Rogalski (2004) invite à s'appuyer sur le travail de la didactique professionnelle qui repose lui-même sur les travaux sur le développement cognitif développé par Piaget et Vygotsky (incluant son modèle de double germination) ainsi que sur les notions de concepts pragmatiques et de structure conceptuelle de la tâche de Pastré et son cadre de double régulation de l’activité qui intervient au cours des processus de réflexivité professionnelle. Pour l’auteure, « le modèle de « double germination » des concepts, défendu par Vygotsky, offre un cadre pour analyser un développement des compétences articulant les apports de l’expérience en situation et ceux d’une formation centrée sur les savoirs de référence (de la profession) » (ibid., p.114), ceci incluant la zone proximale de développement. Les concepts piagétiens de schèmes d’action s’intègrent dans le modèle de double régulation : « Deux processus sont en jeu dans l’activité : dans le sens « proactif », un processus d’assimilation de la situation occurrente aux conceptualisations et aux schèmes préexistants, et, dans le sens «

réactif », un processus d’accommodation des connaissances et des schèmes d’action du sujet, qui se modifient sous l’effet de l’interaction avec la situation, la situation incluant la dimension collective et organisationnelle (que la cognition et l’apprentissage situés conceptualisent comme « communauté de pratique) » (ibid., p.115). Les notions liées de concepts pragmatiques et de structure conceptuelle de la tâche (Pastré) sont centrales aussi dans la didactique professionnelle : « Les concepts pragmatiques sont le résultat du développement d’une communauté d’action : ils sont élaborés dans l’action et pour l’action ; ils font partie des savoirs de référence; ils « circulent » des « anciens » aux « nouveaux » et ils peuvent être des objets partagés entre ingénieurs et opérateurs » (ibid., p.115). Les opérations métacognitives apparaissent comme un composant important de l’activité et elles sont aussi à prendre en compte dans l’analyse de l’activité.

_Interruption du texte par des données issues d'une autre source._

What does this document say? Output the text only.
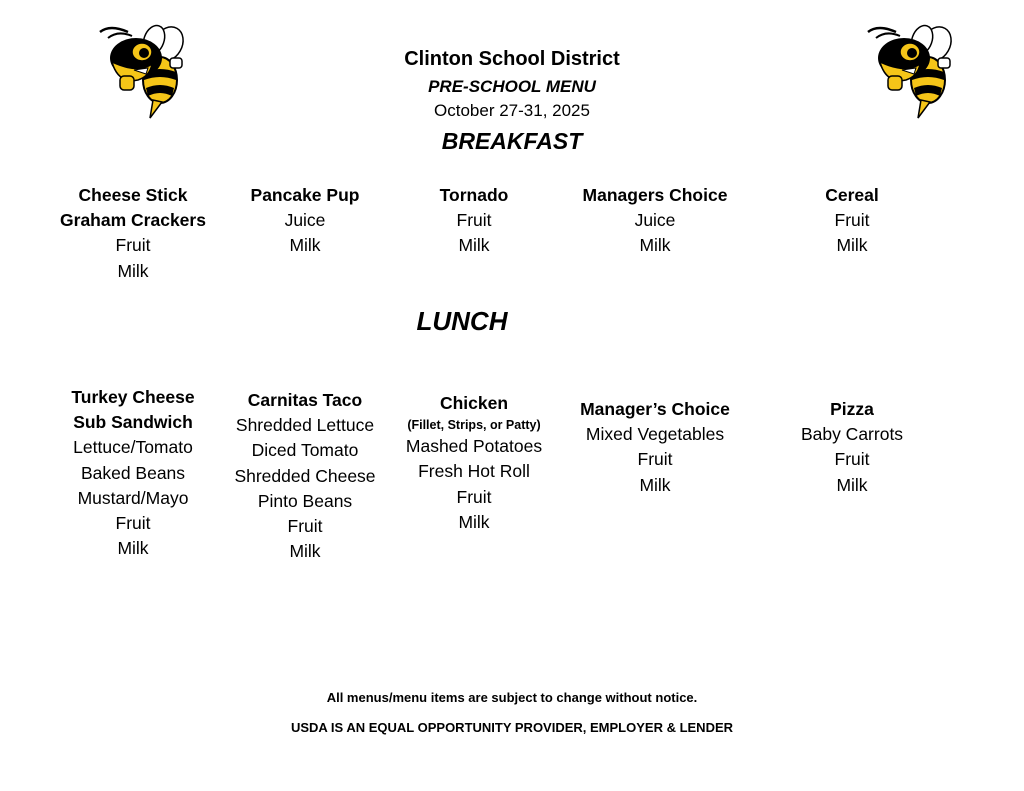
Clinton School District
PRE-SCHOOL MENU
October 27-31, 2025
BREAKFAST
Cheese Stick
Graham Crackers
Fruit
Milk
Pancake Pup
Juice
Milk
Tornado
Fruit
Milk
Managers Choice
Juice
Milk
Cereal
Fruit
Milk
LUNCH
Turkey Cheese
Sub Sandwich
Lettuce/Tomato
Baked Beans
Mustard/Mayo
Fruit
Milk
Carnitas Taco
Shredded Lettuce
Diced Tomato
Shredded Cheese
Pinto Beans
Fruit
Milk
Chicken
(Fillet, Strips, or Patty)
Mashed Potatoes
Fresh Hot Roll
Fruit
Milk
Manager’s Choice
Mixed Vegetables
Fruit
Milk
Pizza
Baby Carrots
Fruit
Milk
All menus/menu items are subject to change without notice.
USDA IS AN EQUAL OPPORTUNITY PROVIDER, EMPLOYER & LENDER
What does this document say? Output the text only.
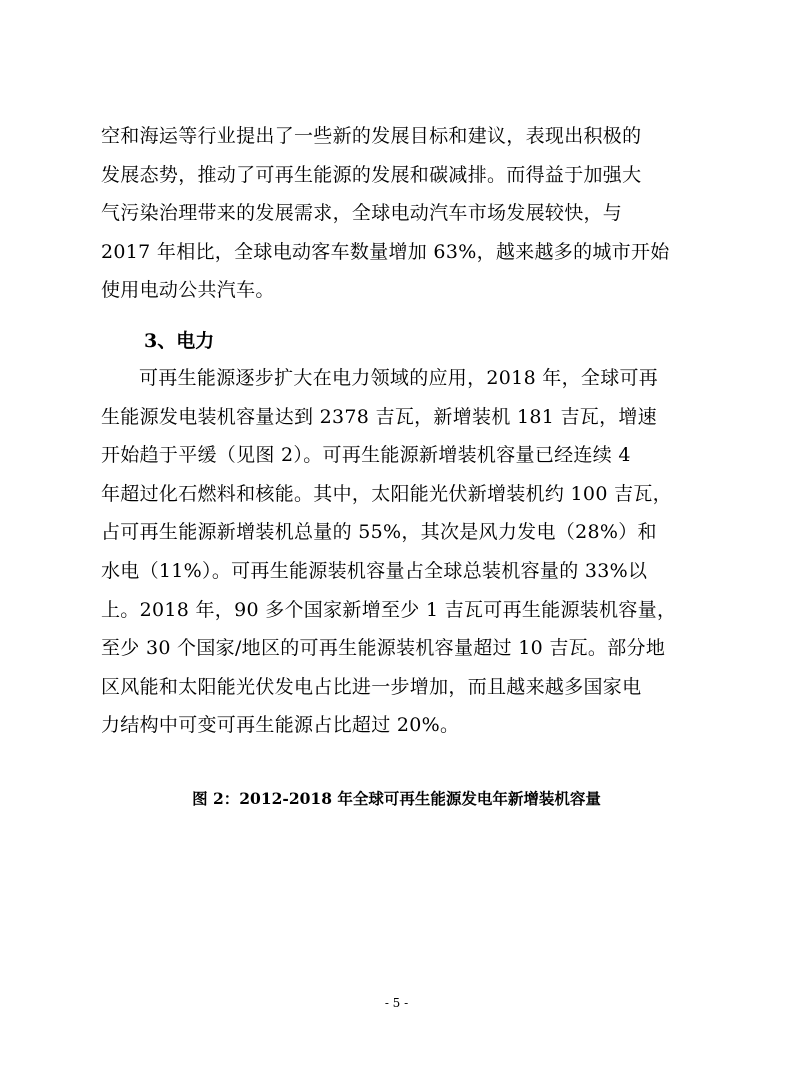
空和海运等行业提出了一些新的发展目标和建议，表现出积极的
发展态势，推动了可再生能源的发展和碳减排。而得益于加强大
气污染治理带来的发展需求，全球电动汽车市场发展较快，与
2017 年相比，全球电动客车数量增加 63%，越来越多的城市开始
使用电动公共汽车。
3、电力
可再生能源逐步扩大在电力领域的应用，2018 年，全球可再
生能源发电装机容量达到 2378 吉瓦，新增装机 181 吉瓦，增速
开始趋于平缓（见图 2）。可再生能源新增装机容量已经连续 4
年超过化石燃料和核能。其中，太阳能光伏新增装机约 100 吉瓦，
占可再生能源新增装机总量的 55%，其次是风力发电（28%）和
水电（11%）。可再生能源装机容量占全球总装机容量的 33%以
上。2018 年，90 多个国家新增至少 1 吉瓦可再生能源装机容量，
至少 30 个国家/地区的可再生能源装机容量超过 10 吉瓦。部分地
区风能和太阳能光伏发电占比进一步增加，而且越来越多国家电
力结构中可变可再生能源占比超过 20%。

图 2：2012-2018 年全球可再生能源发电年新增装机容量

- 5 -
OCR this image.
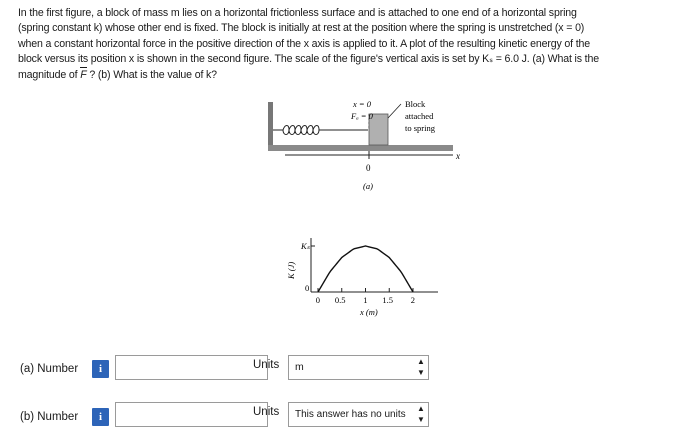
In the first figure, a block of mass m lies on a horizontal frictionless surface and is attached to one end of a horizontal spring

(spring constant k) whose other end is fixed. The block is initially at rest at the position where the spring is unstretched (x = 0)

when a constant horizontal force in the positive direction of the x axis is applied to it. A plot of the resulting kinetic energy of the

block versus its position x is shown in the second figure. The scale of the figure's vertical axis is set by Kₛ = 6.0 J. (a) What is the

magnitude of F ? (b) What is the value of k?

x = 0
Fₐ = 0
Block
attached
to spring
x
0
(a)
Kₛ
K (J)
0
0 0.5 1 1.5 2
x (m)
(a) Number	i	Units	m	▲
▼
(b) Number	i	Units	This answer has no units
▲
▼
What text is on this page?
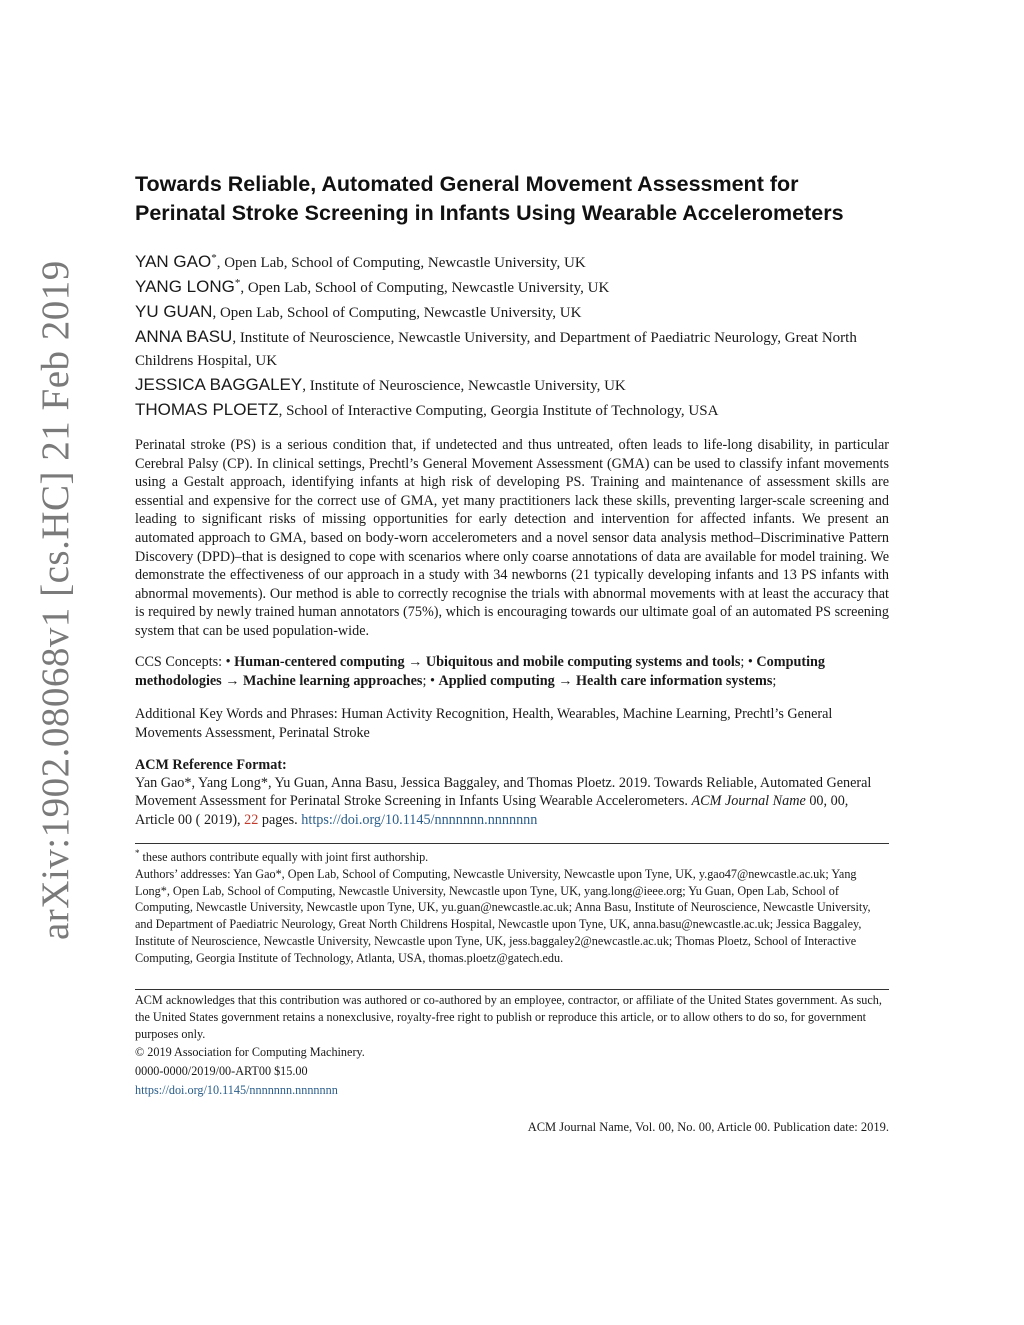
arXiv:1902.08068v1 [cs.HC] 21 Feb 2019
Towards Reliable, Automated General Movement Assessment for
Perinatal Stroke Screening in Infants Using Wearable Accelerometers
YAN GAO*, Open Lab, School of Computing, Newcastle University, UK
YANG LONG*, Open Lab, School of Computing, Newcastle University, UK
YU GUAN, Open Lab, School of Computing, Newcastle University, UK
ANNA BASU, Institute of Neuroscience, Newcastle University, and Department of Paediatric Neurology, Great North Childrens Hospital, UK
JESSICA BAGGALEY, Institute of Neuroscience, Newcastle University, UK
THOMAS PLOETZ, School of Interactive Computing, Georgia Institute of Technology, USA

Perinatal stroke (PS) is a serious condition that, if undetected and thus untreated, often leads to life-long disability, in particular Cerebral Palsy (CP). In clinical settings, Prechtl’s General Movement Assessment (GMA) can be used to classify infant movements using a Gestalt approach, identifying infants at high risk of developing PS. Training and maintenance of assessment skills are essential and expensive for the correct use of GMA, yet many practitioners lack these skills, preventing larger-scale screening and leading to significant risks of missing opportunities for early detection and intervention for affected infants. We present an automated approach to GMA, based on body-worn accelerometers and a novel sensor data analysis method–Discriminative Pattern Discovery (DPD)–that is designed to cope with scenarios where only coarse annotations of data are available for model training. We demonstrate the effectiveness of our approach in a study with 34 newborns (21 typically developing infants and 13 PS infants with abnormal movements). Our method is able to correctly recognise the trials with abnormal movements with at least the accuracy that is required by newly trained human annotators (75%), which is encouraging towards our ultimate goal of an automated PS screening system that can be used population-wide.

CCS Concepts: • Human-centered computing → Ubiquitous and mobile computing systems and tools; • Computing methodologies → Machine learning approaches; • Applied computing → Health care information systems;

Additional Key Words and Phrases: Human Activity Recognition, Health, Wearables, Machine Learning, Prechtl’s General Movements Assessment, Perinatal Stroke

ACM Reference Format:
Yan Gao*, Yang Long*, Yu Guan, Anna Basu, Jessica Baggaley, and Thomas Ploetz. 2019. Towards Reliable, Automated General Movement Assessment for Perinatal Stroke Screening in Infants Using Wearable Accelerometers. ACM Journal Name 00, 00, Article 00 ( 2019), 22 pages. https://doi.org/10.1145/nnnnnnn.nnnnnnn
* these authors contribute equally with joint first authorship.
Authors’ addresses: Yan Gao*, Open Lab, School of Computing, Newcastle University, Newcastle upon Tyne, UK, y.gao47@newcastle.ac.uk; Yang Long*, Open Lab, School of Computing, Newcastle University, Newcastle upon Tyne, UK, yang.long@ieee.org; Yu Guan, Open Lab, School of Computing, Newcastle University, Newcastle upon Tyne, UK, yu.guan@newcastle.ac.uk; Anna Basu, Institute of Neuroscience, Newcastle University, and Department of Paediatric Neurology, Great North Childrens Hospital, Newcastle upon Tyne, UK, anna.basu@newcastle.ac.uk; Jessica Baggaley, Institute of Neuroscience, Newcastle University, Newcastle upon Tyne, UK, jess.baggaley2@newcastle.ac.uk; Thomas Ploetz, School of Interactive Computing, Georgia Institute of Technology, Atlanta, USA, thomas.ploetz@gatech.edu.
ACM acknowledges that this contribution was authored or co-authored by an employee, contractor, or affiliate of the United States government. As such, the United States government retains a nonexclusive, royalty-free right to publish or reproduce this article, or to allow others to do so, for government purposes only.
© 2019 Association for Computing Machinery.
0000-0000/2019/00-ART00 $15.00
https://doi.org/10.1145/nnnnnnn.nnnnnnn
ACM Journal Name, Vol. 00, No. 00, Article 00. Publication date: 2019.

Pour parvenir à délimiter la notion de CoP et l’opérationnaliser, Vaast (2002) propose de faire appel aux apports de la psychosociologie. Il s'agit alors de se pencher sur les groupes restreints, primaires, secondaires, etc., de Anzieu & Martin (1986), sur les apports méthodologiques et conceptuels de la sociologie du travail (Dubar, 1991; Lucas & Dubar, 1994; Sainsaulieu, 1988), et dernièrement d’intégrer les apports de la conception du pouvoir de Foucault et de la théorie de l’acteur-réseau (Latour et Woolgar, 1986). La raison ici est que les trois théories partagent un intérêt central mais avec des niveaux d’observation et des échelles temporelles différentes.

Dans la revue Pratiques de Formation - Analyses (2008), des auteurs comme Astier et Ulmann suggèrent de revisiter des travaux plus anciens, français pour la plupart, où la question centrale de la transmission du métier et l'élaboration de la maîtrise a été traitée. Il s'agit de Delbos et Jorion (1984), Dodier (1993) et Darré (1996).

Enfin, Viens (2012), avec la même perspective que les auteurs précédents, n’hésite pas à revisiter cent ans de recherche sur les apprentissages sociaux et médiatisés. Selon lui, les questions de recherche ne changent pas, seuls les médias évoluent. Il déplore que les chercheurs intègrent trop peu des recherches de plus de dix ans dans leurs travaux. Il évoque également d’autres courants de pensée ou théories de l’apprentissage complémentaires de celles des CoP pour comprendre les processus d’apprentissage, comme par exemple l’apprentissage social de Bandura, le socio-constructivisme de Vygotsky, le connexionnisme de Rumelhart et McClelland ou encore le connectivisme de Siemens.